I leader spirituali esercitano una sottile mediazione valoriale che si traduce,
in modo implicito o esplicito, in precise indicazioni di voto.
La laicità dello Stato si scontra così quotidianamente con le convinzioni morali dei cittadini e dei legislatori. La pressione delle lobby religiose sui parlamenti è costante quando si affrontano i temi della bioetica e dei diritti civili, come l'aborto e il fine vita. Gli esempi contemporanei sono lampanti:
- Stati Uniti: La destra evangelica esercita un peso
determinante sulle piattaforme del Partito Repubblicano e sulle nomine della
Corte Suprema.
- Europa: Strumenti giuridici come i Concordati garantiscono
alle istituzioni religiose tutele e spazi di manovra legislativa.

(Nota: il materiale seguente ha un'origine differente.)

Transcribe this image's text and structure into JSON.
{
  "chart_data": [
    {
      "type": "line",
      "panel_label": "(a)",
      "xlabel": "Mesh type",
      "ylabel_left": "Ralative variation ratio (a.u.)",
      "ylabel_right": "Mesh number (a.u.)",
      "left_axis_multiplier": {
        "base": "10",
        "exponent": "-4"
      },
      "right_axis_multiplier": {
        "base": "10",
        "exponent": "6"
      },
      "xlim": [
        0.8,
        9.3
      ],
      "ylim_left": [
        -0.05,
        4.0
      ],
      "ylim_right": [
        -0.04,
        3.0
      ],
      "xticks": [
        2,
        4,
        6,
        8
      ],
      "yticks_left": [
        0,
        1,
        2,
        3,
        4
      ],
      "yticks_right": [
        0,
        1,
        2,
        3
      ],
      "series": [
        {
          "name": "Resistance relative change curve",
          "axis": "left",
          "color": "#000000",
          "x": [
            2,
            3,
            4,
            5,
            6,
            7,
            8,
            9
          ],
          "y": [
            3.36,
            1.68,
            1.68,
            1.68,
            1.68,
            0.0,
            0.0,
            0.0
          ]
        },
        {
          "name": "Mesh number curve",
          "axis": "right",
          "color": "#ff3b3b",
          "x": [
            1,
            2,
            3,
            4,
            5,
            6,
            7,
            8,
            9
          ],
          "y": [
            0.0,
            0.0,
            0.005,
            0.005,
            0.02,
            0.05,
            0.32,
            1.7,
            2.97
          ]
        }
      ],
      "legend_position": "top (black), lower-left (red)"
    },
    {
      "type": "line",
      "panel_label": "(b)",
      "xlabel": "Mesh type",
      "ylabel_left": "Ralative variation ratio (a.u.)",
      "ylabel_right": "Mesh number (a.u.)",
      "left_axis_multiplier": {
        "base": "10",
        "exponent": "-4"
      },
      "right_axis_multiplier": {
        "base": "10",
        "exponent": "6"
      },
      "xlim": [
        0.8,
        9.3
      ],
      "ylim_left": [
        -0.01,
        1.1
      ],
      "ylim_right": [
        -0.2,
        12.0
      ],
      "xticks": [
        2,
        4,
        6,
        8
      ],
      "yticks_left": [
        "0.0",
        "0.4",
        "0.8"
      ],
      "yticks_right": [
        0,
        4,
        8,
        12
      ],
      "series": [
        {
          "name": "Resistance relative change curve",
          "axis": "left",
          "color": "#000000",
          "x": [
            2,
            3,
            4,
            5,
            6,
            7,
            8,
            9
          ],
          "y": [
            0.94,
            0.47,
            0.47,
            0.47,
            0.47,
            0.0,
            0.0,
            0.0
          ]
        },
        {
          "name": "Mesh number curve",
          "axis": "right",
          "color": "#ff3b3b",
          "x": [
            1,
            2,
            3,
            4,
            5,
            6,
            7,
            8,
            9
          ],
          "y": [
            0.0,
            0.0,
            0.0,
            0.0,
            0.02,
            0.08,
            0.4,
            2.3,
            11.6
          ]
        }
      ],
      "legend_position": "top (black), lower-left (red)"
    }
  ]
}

- Russia e India: I governi utilizzano la fede (ortodossa o
indù) come un potente elemento identitario per legittimare il potere e
cementare l'unità nazionale.
In questo scenario, la religione agisce spesso come un soft
power a cui lo Stato delega ampie fette di welfare, assistenza sociale ed
educazione, trasformando le istituzioni ecclesiastiche in ammortizzatori
sociali indispensabili per il mantenimento della pace pubblica.
-- Le Due Forze della Fede: Una Conclusione Alternativa--
L'impatto di questa millenaria eredità sulle società
contemporanee rivela un'intrinseca ambivalenza, muovendosi costantemente tra
due polarità opposte. Da un lato vi è il rischio dell'oppio dei popoli, secondo
la celebre e spietata definizione di Karl Marx: la religione intesa come
sospiro della creatura oppressa e, al contempo, strumento del potere temporale
per addomesticare le masse, offrendo una consolazione illusoria nell'aldilà pur
di preservare lo status quo e le ingiustizie dell'aldiquà. Dall'altro lato, la
fede può operare come principio di elevazione della coscienza: uno stimolo alla
responsabilità personale, alla solidarietà e alla giustizia sociale che spinge
l'individuo a ribellarsi alle asimmetrie del mondo, arricchendo la sfera laica
di una profonda tensione etica.
Eppure, l'illusione della democrazia contemporanea è proprio
quella di aver confinato questo scontro nei libri di filosofia. La realtà ci
consegna una verità ben più pragmatica ed empirica: finché lo Stato avrà
bisogno della religione come ammortizzatore sociale e custode dell'ordine
pubblico, e finché i leader politici cercheranno la legittimazione morale dei
pastori per governare i greggi elettorali, la laicità rimarrà un paravento
giuridico. Non si tratta di scegliere se la fede sia oppio o elevazione delle
anime, perché sulle scale dei parlamenti moderni essa continua a operare
esattamente come faceva nei templi di Gerusalemme o di Babilonia: come una
formidabile, insostituibile tecnologia terrena per l'amministrazione e la
conservazione del mero potere temporale.